団塊的“It's me”

喜寿老(きじゅろう77歳)の道草随筆 月・水・金の週と火・木の週交互に投稿。土日祭日休み

譲り合い車内放送

2014年03月04日 | Weblog

  「お荷物はヒザの上に。一人でも多くの方がかけられるようにご協力ください」 これはつい最近私が利用するバス路線のバスで新しく加えられた車内放送である。

 私は以前バス会社に「バスの二人掛けの席を一人占めしている乗客が多いので、車内に注意を促すポスターを掲示するか、車内放送で注意して、座れるようにしてほしい」と手紙を書いた。2,3年前のことだった。いつまで経っても変化は起こらなかった。バスに乗れば、相変わらず多くの年寄り、それも男性が圧倒的に多い、が荷物を窓側に置いて大股開きで不機嫌この上ないしかめっ面で2人用の席を独占している。小心者の私はノドまで「ここに座ってもいいですか」と出かかる。言えない。内心では(おい、じいさん、一人股を大きく広げて座っているんじゃねえよ。いい歳しているんだからもっと周りのこと考えろよ。荷物をヒザに置いて場所あけろ)と吠える。そう思うだけで口に出せない。小心者の哀しさである。社会道徳は、互いの過ちや勘違いを優しくわかりやすく指摘しあって修正できれば、向上していくに違いない。

 荷物と座席に関する車内放送がされるようになってからバスの中に変化が起こった。荷物をヒザの上に置く人と、窓側に座る人が増えた。それも女性が圧倒的だ。男性には相変わらず2人席を一人で座っている年寄りが多い。放送が聴こえているのか、本当に聴こえないのかはわからない。夫婦で乗っていて前後して2人用の席をそれぞれが占拠している場合もある。そのような夫婦を見ると、何となくその夫婦の家庭での様子を想像できるような気がする。旧態依然の亭主関白なのか、一緒に座るのさえ嫌なほど夫婦関係が冷え切っているのか。

 私は車内放送を過度な介入だと思っている。しかし今回の車内の変化を目の当たりにして、車内放送の影響力を見直した。その放送のたびに、年配女性の多くが素早く反応する姿に感心する。そんな様子を見ていると、日頃の社会への不満も和らぐ。

 駅前でバスを降りる時、いつもより大きな声で運転手に「ありがとうございました」と言った。それほど私の心は清々しくなっていた。

  電車に乗ると今度は「お客様にお願い申し上げます。座席は多くの方が座れるように譲り合ってお座りください」とさっそく車内放送が始まった。電車はすいていた。御座なりの録音による手引き書通りの放送である。

  私を含め多くの人々は、他人との関わりあいに危険を感じている。
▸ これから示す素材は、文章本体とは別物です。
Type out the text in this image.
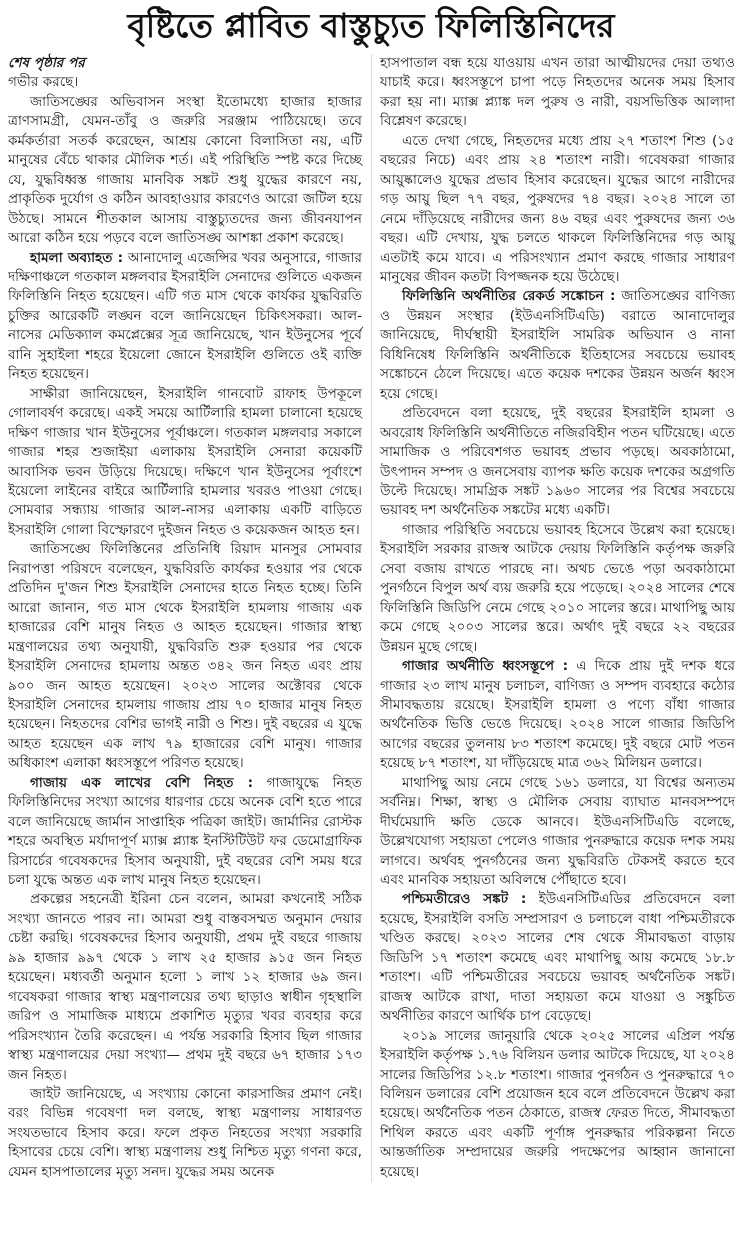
বৃষ্টিতে প্লাবিত বাস্তুচ্যুত ফিলিস্তিনিদের
শেষ পৃষ্ঠার পর

গভীর করছে।

জাতিসঙ্ঘের অভিবাসন সংস্থা ইতোমধ্যে হাজার হাজার ত্রাণসামগ্রী, যেমন-তাঁবু ও জরুরি সরঞ্জাম পাঠিয়েছে। তবে কর্মকর্তারা সতর্ক করেছেন, আশ্রয় কোনো বিলাসিতা নয়, এটি মানুষের বেঁচে থাকার মৌলিক শর্ত। এই পরিস্থিতি স্পষ্ট করে দিচ্ছে যে, যুদ্ধবিধ্বস্ত গাজায় মানবিক সঙ্কট শুধু যুদ্ধের কারণে নয়, প্রাকৃতিক দুর্যোগ ও কঠিন আবহাওয়ার কারণেও আরো জটিল হয়ে উঠছে। সামনে শীতকাল আসায় বাস্তুচ্যুতদের জন্য জীবনযাপন আরো কঠিন হয়ে পড়বে বলে জাতিসঙ্ঘ আশঙ্কা প্রকাশ করেছে।

হামলা অব্যাহত : আনাদোলু এজেন্সির খবর অনুসারে, গাজার দক্ষিণাঞ্চলে গতকাল মঙ্গলবার ইসরাইলি সেনাদের গুলিতে একজন ফিলিস্তিনি নিহত হয়েছেন। এটি গত মাস থেকে কার্যকর যুদ্ধবিরতি চুক্তির আরেকটি লঙ্ঘন বলে জানিয়েছেন চিকিৎসকরা। আল-নাসের মেডিক্যাল কমপ্লেক্সের সূত্র জানিয়েছে, খান ইউনুসের পূর্বে বানি সুহাইলা শহরে ইয়েলো জোনে ইসরাইলি গুলিতে ওই ব্যক্তি নিহত হয়েছেন।

সাক্ষীরা জানিয়েছেন, ইসরাইলি গানবোট রাফাহ উপকূলে গোলাবর্ষণ করেছে। একই সময়ে আর্টিলারি হামলা চালানো হয়েছে দক্ষিণ গাজার খান ইউনুসের পূর্বাঞ্চলে। গতকাল মঙ্গলবার সকালে গাজার শহর শুজাইয়া এলাকায় ইসরাইলি সেনারা কয়েকটি আবাসিক ভবন উড়িয়ে দিয়েছে। দক্ষিণে খান ইউনুসের পূর্বাংশে ইয়েলো লাইনের বাইরে আর্টিলারি হামলার খবরও পাওয়া গেছে। সোমবার সন্ধ্যায় গাজার আল-নাসর এলাকায় একটি বাড়িতে ইসরাইলি গোলা বিস্ফোরণে দুইজন নিহত ও কয়েকজন আহত হন।

জাতিসঙ্ঘে ফিলিস্তিনের প্রতিনিধি রিয়াদ মানসুর সোমবার নিরাপত্তা পরিষদে বলেছেন, যুদ্ধবিরতি কার্যকর হওয়ার পর থেকে প্রতিদিন দু'জন শিশু ইসরাইলি সেনাদের হাতে নিহত হচ্ছে। তিনি আরো জানান, গত মাস থেকে ইসরাইলি হামলায় গাজায় এক হাজারের বেশি মানুষ নিহত ও আহত হয়েছেন। গাজার স্বাস্থ্য মন্ত্রণালয়ের তথ্য অনুযায়ী, যুদ্ধবিরতি শুরু হওয়ার পর থেকে ইসরাইলি সেনাদের হামলায় অন্তত ৩৪২ জন নিহত এবং প্রায় ৯০০ জন আহত হয়েছেন। ২০২৩ সালের অক্টোবর থেকে ইসরাইলি সেনাদের হামলায় গাজায় প্রায় ৭০ হাজার মানুষ নিহত হয়েছেন। নিহতদের বেশির ভাগই নারী ও শিশু। দুই বছরের এ যুদ্ধে আহত হয়েছেন এক লাখ ৭৯ হাজারের বেশি মানুষ। গাজার অধিকাংশ এলাকা ধ্বংসস্তূপে পরিণত হয়েছে।

গাজায় এক লাখের বেশি নিহত : গাজাযুদ্ধে নিহত ফিলিস্তিনিদের সংখ্যা আগের ধারণার চেয়ে অনেক বেশি হতে পারে বলে জানিয়েছে জার্মান সাপ্তাহিক পত্রিকা জাইট। জার্মানির রোস্টক শহরে অবস্থিত মর্যাদাপূর্ণ ম্যাক্স প্ল্যাঙ্ক ইনস্টিটিউট ফর ডেমোগ্রাফিক রিসার্চের গবেষকদের হিসাব অনুযায়ী, দুই বছরের বেশি সময় ধরে চলা যুদ্ধে অন্তত এক লাখ মানুষ নিহত হয়েছেন।

প্রকল্পের সহনেত্রী ইরিনা চেন বলেন, আমরা কখনোই সঠিক সংখ্যা জানতে পারব না। আমরা শুধু বাস্তবসম্মত অনুমান দেয়ার চেষ্টা করছি। গবেষকদের হিসাব অনুযায়ী, প্রথম দুই বছরে গাজায় ৯৯ হাজার ৯৯৭ থেকে ১ লাখ ২৫ হাজার ৯১৫ জন নিহত হয়েছেন। মধ্যবর্তী অনুমান হলো ১ লাখ ১২ হাজার ৬৯ জন। গবেষকরা গাজার স্বাস্থ্য মন্ত্রণালয়ের তথ্য ছাড়াও স্বাধীন গৃহস্থালি জরিপ ও সামাজিক মাধ্যমে প্রকাশিত মৃত্যুর খবর ব্যবহার করে পরিসংখ্যান তৈরি করেছেন। এ পর্যন্ত সরকারি হিসাব ছিল গাজার স্বাস্থ্য মন্ত্রণালয়ের দেয়া সংখ্যা— প্রথম দুই বছরে ৬৭ হাজার ১৭৩ জন নিহত।

জাইট জানিয়েছে, এ সংখ্যায় কোনো কারসাজির প্রমাণ নেই। বরং বিভিন্ন গবেষণা দল বলছে, স্বাস্থ্য মন্ত্রণালয় সাধারণত সংযতভাবে হিসাব করে। ফলে প্রকৃত নিহতের সংখ্যা সরকারি হিসাবের চেয়ে বেশি। স্বাস্থ্য মন্ত্রণালয় শুধু নিশ্চিত মৃত্যু গণনা করে, যেমন হাসপাতালের মৃত্যু সনদ। যুদ্ধের সময় অনেক

হাসপাতাল বন্ধ হয়ে যাওয়ায় এখন তারা আত্মীয়দের দেয়া তথ্যও যাচাই করে। ধ্বংসস্তূপে চাপা পড়ে নিহতদের অনেক সময় হিসাব করা হয় না। ম্যাক্স প্ল্যাঙ্ক দল পুরুষ ও নারী, বয়সভিত্তিক আলাদা বিশ্লেষণ করেছে।

এতে দেখা গেছে, নিহতদের মধ্যে প্রায় ২৭ শতাংশ শিশু (১৫ বছরের নিচে) এবং প্রায় ২৪ শতাংশ নারী। গবেষকরা গাজার আয়ুষ্কালেও যুদ্ধের প্রভাব হিসাব করেছেন। যুদ্ধের আগে নারীদের গড় আয়ু ছিল ৭৭ বছর, পুরুষদের ৭৪ বছর। ২০২৪ সালে তা নেমে দাঁড়িয়েছে নারীদের জন্য ৪৬ বছর এবং পুরুষদের জন্য ৩৬ বছর। এটি দেখায়, যুদ্ধ চলতে থাকলে ফিলিস্তিনিদের গড় আয়ু এতটাই কমে যাবে। এ পরিসংখ্যান প্রমাণ করছে গাজার সাধারণ মানুষের জীবন কতটা বিপজ্জনক হয়ে উঠেছে।

ফিলিস্তিনি অর্থনীতির রেকর্ড সঙ্কোচন : জাতিসঙ্ঘের বাণিজ্য ও উন্নয়ন সংস্থার (ইউএনসিটিএডি) বরাতে আনাদোলুর জানিয়েছে, দীর্ঘস্থায়ী ইসরাইলি সামরিক অভিযান ও নানা বিধিনিষেধ ফিলিস্তিনি অর্থনীতিকে ইতিহাসের সবচেয়ে ভয়াবহ সঙ্কোচনে ঠেলে দিয়েছে। এতে কয়েক দশকের উন্নয়ন অর্জন ধ্বংস হয়ে গেছে।

প্রতিবেদনে বলা হয়েছে, দুই বছরের ইসরাইলি হামলা ও অবরোধ ফিলিস্তিনি অর্থনীতিতে নজিরবিহীন পতন ঘটিয়েছে। এতে সামাজিক ও পরিবেশগত ভয়াবহ প্রভাব পড়ছে। অবকাঠামো, উৎপাদন সম্পদ ও জনসেবায় ব্যাপক ক্ষতি কয়েক দশকের অগ্রগতি উল্টে দিয়েছে। সামগ্রিক সঙ্কট ১৯৬০ সালের পর বিশ্বের সবচেয়ে ভয়াবহ দশ অর্থনৈতিক সঙ্কটের মধ্যে একটি।

গাজার পরিস্থিতি সবচেয়ে ভয়াবহ হিসেবে উল্লেখ করা হয়েছে। ইসরাইলি সরকার রাজস্ব আটকে দেয়ায় ফিলিস্তিনি কর্তৃপক্ষ জরুরি সেবা বজায় রাখতে পারছে না। অথচ ভেঙে পড়া অবকাঠামো পুনর্গঠনে বিপুল অর্থ ব্যয় জরুরি হয়ে পড়েছে। ২০২৪ সালের শেষে ফিলিস্তিনি জিডিপি নেমে গেছে ২০১০ সালের স্তরে। মাথাপিছু আয় কমে গেছে ২০০৩ সালের স্তরে। অর্থাৎ দুই বছরে ২২ বছরের উন্নয়ন মুছে গেছে।

গাজার অর্থনীতি ধ্বংসস্তূপে : এ দিকে প্রায় দুই দশক ধরে গাজার ২৩ লাখ মানুষ চলাচল, বাণিজ্য ও সম্পদ ব্যবহারে কঠোর সীমাবদ্ধতায় রয়েছে। ইসরাইলি হামলা ও পণ্যে বাঁধা গাজার অর্থনৈতিক ভিত্তি ভেঙে দিয়েছে। ২০২৪ সালে গাজার জিডিপি আগের বছরের তুলনায় ৮৩ শতাংশ কমেছে। দুই বছরে মোট পতন হয়েছে ৮৭ শতাংশ, যা দাঁড়িয়েছে মাত্র ৩৬২ মিলিয়ন ডলারে।

মাথাপিছু আয় নেমে গেছে ১৬১ ডলারে, যা বিশ্বের অন্যতম সর্বনিম্ন। শিক্ষা, স্বাস্থ্য ও মৌলিক সেবায় ব্যাঘাত মানবসম্পদে দীর্ঘমেয়াদি ক্ষতি ডেকে আনবে। ইউএনসিটিএডি বলেছে, উল্লেখযোগ্য সহায়তা পেলেও গাজার পুনরুদ্ধারে কয়েক দশক সময় লাগবে। অর্থবহ পুনর্গঠনের জন্য যুদ্ধবিরতি টেকসই করতে হবে এবং মানবিক সহায়তা অবিলম্বে পৌঁছাতে হবে।

পশ্চিমতীরেও সঙ্কট : ইউএনসিটিএডির প্রতিবেদনে বলা হয়েছে, ইসরাইলি বসতি সম্প্রসারণ ও চলাচলে বাধা পশ্চিমতীরকে খণ্ডিত করছে। ২০২৩ সালের শেষ থেকে সীমাবদ্ধতা বাড়ায় জিডিপি ১৭ শতাংশ কমেছে এবং মাথাপিছু আয় কমেছে ১৮.৮ শতাংশ। এটি পশ্চিমতীরের সবচেয়ে ভয়াবহ অর্থনৈতিক সঙ্কট। রাজস্ব আটকে রাখা, দাতা সহায়তা কমে যাওয়া ও সঙ্কুচিত অর্থনীতির কারণে আর্থিক চাপ বেড়েছে।

২০১৯ সালের জানুয়ারি থেকে ২০২৫ সালের এপ্রিল পর্যন্ত ইসরাইলি কর্তৃপক্ষ ১.৭৬ বিলিয়ন ডলার আটকে দিয়েছে, যা ২০২৪ সালের জিডিপির ১২.৮ শতাংশ। গাজার পুনর্গঠন ও পুনরুদ্ধারে ৭০ বিলিয়ন ডলারের বেশি প্রয়োজন হবে বলে প্রতিবেদনে উল্লেখ করা হয়েছে। অর্থনৈতিক পতন ঠেকাতে, রাজস্ব ফেরত দিতে, সীমাবদ্ধতা শিথিল করতে এবং একটি পূর্ণাঙ্গ পুনরুদ্ধার পরিকল্পনা নিতে আন্তর্জাতিক সম্প্রদায়ের জরুরি পদক্ষেপের আহ্বান জানানো হয়েছে।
何かを注意して、ナイフで刺されたり、暴力を受ける事件も多い。そうかと思えば、ただ運悪くその場にいただけで、誰でもいいから殺したかったと車の暴走に巻き込まれたり、ナイフで切りかかられる事件があとを絶たない。人が集まる場所や交通機関では物言えぬ弱者に代わって、私たちが言いたいことを言ってもらえることはありがたい。世知辛いことだが、車内放送によって余計な犯罪が防げるのであれば、執拗に繰り返される放送も我慢できる。家庭や学校で社会道徳の基本が躾けられていれば、いい歳の大人に再教育はいらない。改善にも、やり直しにも遅すぎることはない。いつか車内放送がなくても、2人掛けの席に2人の人が当たり前に座れる日がきっとくる。